ELKINS – About 40 concerned parents, teachers and residents attended the Randolph County Board of Education’s meeting Tuesday seeking information about Harman School – only to leave with more questions than answers.

Rumors have flooded Harman and the surrounding communities about the future of Harman School following a ceiling collapse at the school over the July 4th weekend.

“At this point Harman School has been deemed unsafe for student occupancy,” Superintendent of Randolph County Schools Terry George said during Tuesday’s meeting.

The BOE enlisted the services of MSES Consultants Inc., an engineering firm in Clarksburg, to complete an assessment of the damage at the school and the necessary steps to make the school safe.

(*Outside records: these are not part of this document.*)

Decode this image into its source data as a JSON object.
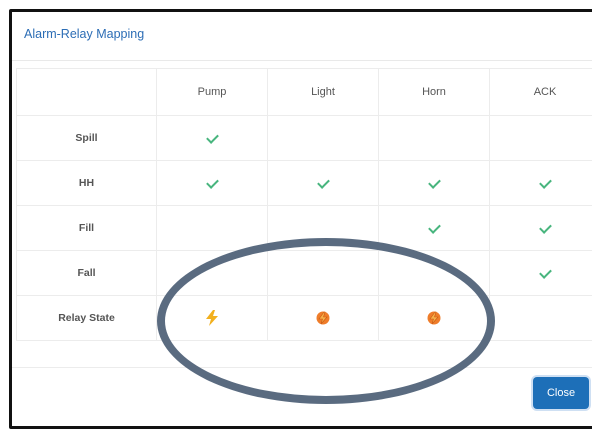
{
  "dialog": {
    "title": "Alarm-Relay Mapping",
    "close_label": "Close"
  },
  "table": {
    "columns": [
      "Pump",
      "Light",
      "Horn",
      "ACK"
    ],
    "rows": [
      {
        "label": "Spill",
        "cells": [
          "check",
          "",
          "",
          ""
        ]
      },
      {
        "label": "HH",
        "cells": [
          "check",
          "check",
          "check",
          "check"
        ]
      },
      {
        "label": "Fill",
        "cells": [
          "",
          "",
          "check",
          "check"
        ]
      },
      {
        "label": "Fall",
        "cells": [
          "",
          "",
          "",
          "check"
        ]
      },
      {
        "label": "Relay State",
        "cells": [
          "bolt-icon",
          "bolt-circle-icon",
          "bolt-circle-icon",
          ""
        ]
      }
    ]
  },
  "colors": {
    "title": "#2c6db5",
    "check": "#48b57e",
    "bolt_yellow": "#f2b01e",
    "bolt_orange": "#ef7d2a",
    "button": "#1d6fb8",
    "annotation_oval": "#5a6b80"
  }
}
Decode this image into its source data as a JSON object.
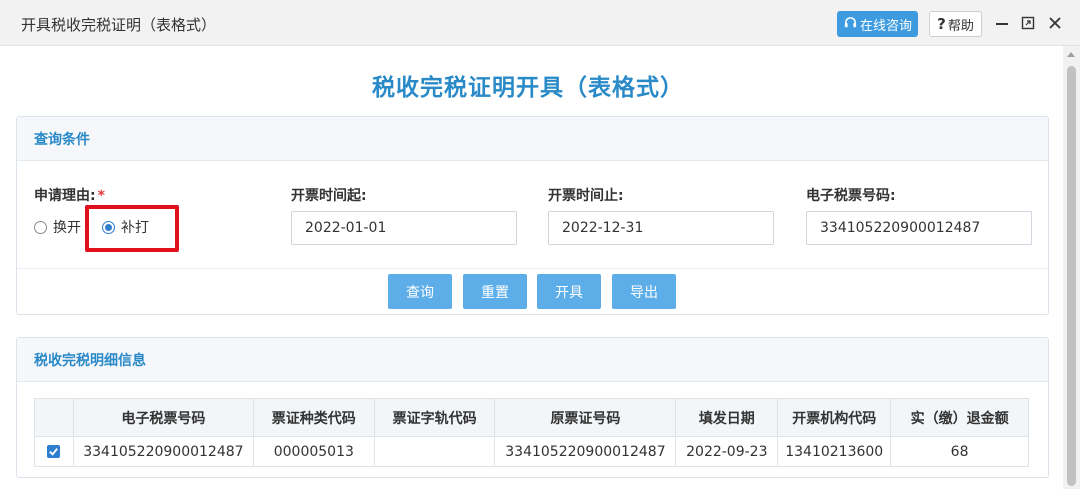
{
  "window": {
    "title": "开具税收完税证明（表格式）",
    "online_consult": "在线咨询",
    "help": "帮助",
    "help_prefix": "?"
  },
  "page": {
    "title": "税收完税证明开具（表格式）"
  },
  "query": {
    "section_title": "查询条件",
    "reason": {
      "label": "申请理由:",
      "required_mark": "*",
      "options": [
        {
          "label": "换开",
          "selected": false
        },
        {
          "label": "补打",
          "selected": true
        }
      ]
    },
    "start_date": {
      "label": "开票时间起:",
      "value": "2022-01-01"
    },
    "end_date": {
      "label": "开票时间止:",
      "value": "2022-12-31"
    },
    "ticket_no": {
      "label": "电子税票号码:",
      "value": "334105220900012487"
    },
    "buttons": {
      "search": "查询",
      "reset": "重置",
      "issue": "开具",
      "export": "导出"
    }
  },
  "detail": {
    "section_title": "税收完税明细信息",
    "columns": [
      "电子税票号码",
      "票证种类代码",
      "票证字轨代码",
      "原票证号码",
      "填发日期",
      "开票机构代码",
      "实（缴）退金额"
    ],
    "rows": [
      {
        "checked": true,
        "cells": [
          "334105220900012487",
          "000005013",
          "",
          "334105220900012487",
          "2022-09-23",
          "13410213600",
          "68"
        ]
      }
    ]
  },
  "colors": {
    "accent": "#2a8ac8",
    "button": "#5daee8",
    "highlight": "#e0101d",
    "required": "#e23b3b"
  }
}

“I received a written plan of repairs from the engineers today at approximately 3 p.m.,” George said. “I supplied copies of the report to the board members tonight before the meeting.

“They need to have time to read and review the report before we have any discussion or make any decisions.”

George said the report was “quite an inclusive document,” and asked board members to hold a special meeting to discuss the recommended plan of action for Harman School.

The BOE slated the meeting for 5 p.m. Tuesday at Elkins High School, which offers more room for people to attend then the county board office.

Board member Donna Auvil asked to be allowed to travel to Harman School to assess the damage. After discussion, all four board members present -president Lisa Wamsley was out of town – decided to travel to the school on Wednesday morning.

Auvil said she knew the West Virginia Fire Marshal’s Office has inspected Harman School since the collapse. She asked if there was a report of their findings.

“Those findings were sent to MSES and their comments are included in the report,” George said. “Our recommended proposal for Harman School will be listed on the agenda for Tuesday’s special board meeting.”

That agenda will be posted at the Board of Education office and online at by 4:30 p.m. Thursday afternoon.

Harman School was built in 1950 and currently serves approximately 170 students from pre-k through 12th grade. There are approximately 28 staff members at the school. The state has listed Harman School as a “transition school,” meaning student test scores need improvement.

Before the end of Tuesday’s meeting, audience members began to ask questions about Harman School’s future and what the board’s intentions were. Because the Harman situation was not on the agenda, and all agenda business had been conducted, Taylor closed the meeting.

Audience members got up from their seats after the meeting closed and rushed up onto the dias where the board members were seated. They asked questions about how severely the school was damaged and when the school would reopen, but board members would only say no decisions had been made. The BOE members encouraged those present to contact their elected officials to seek funding for the school.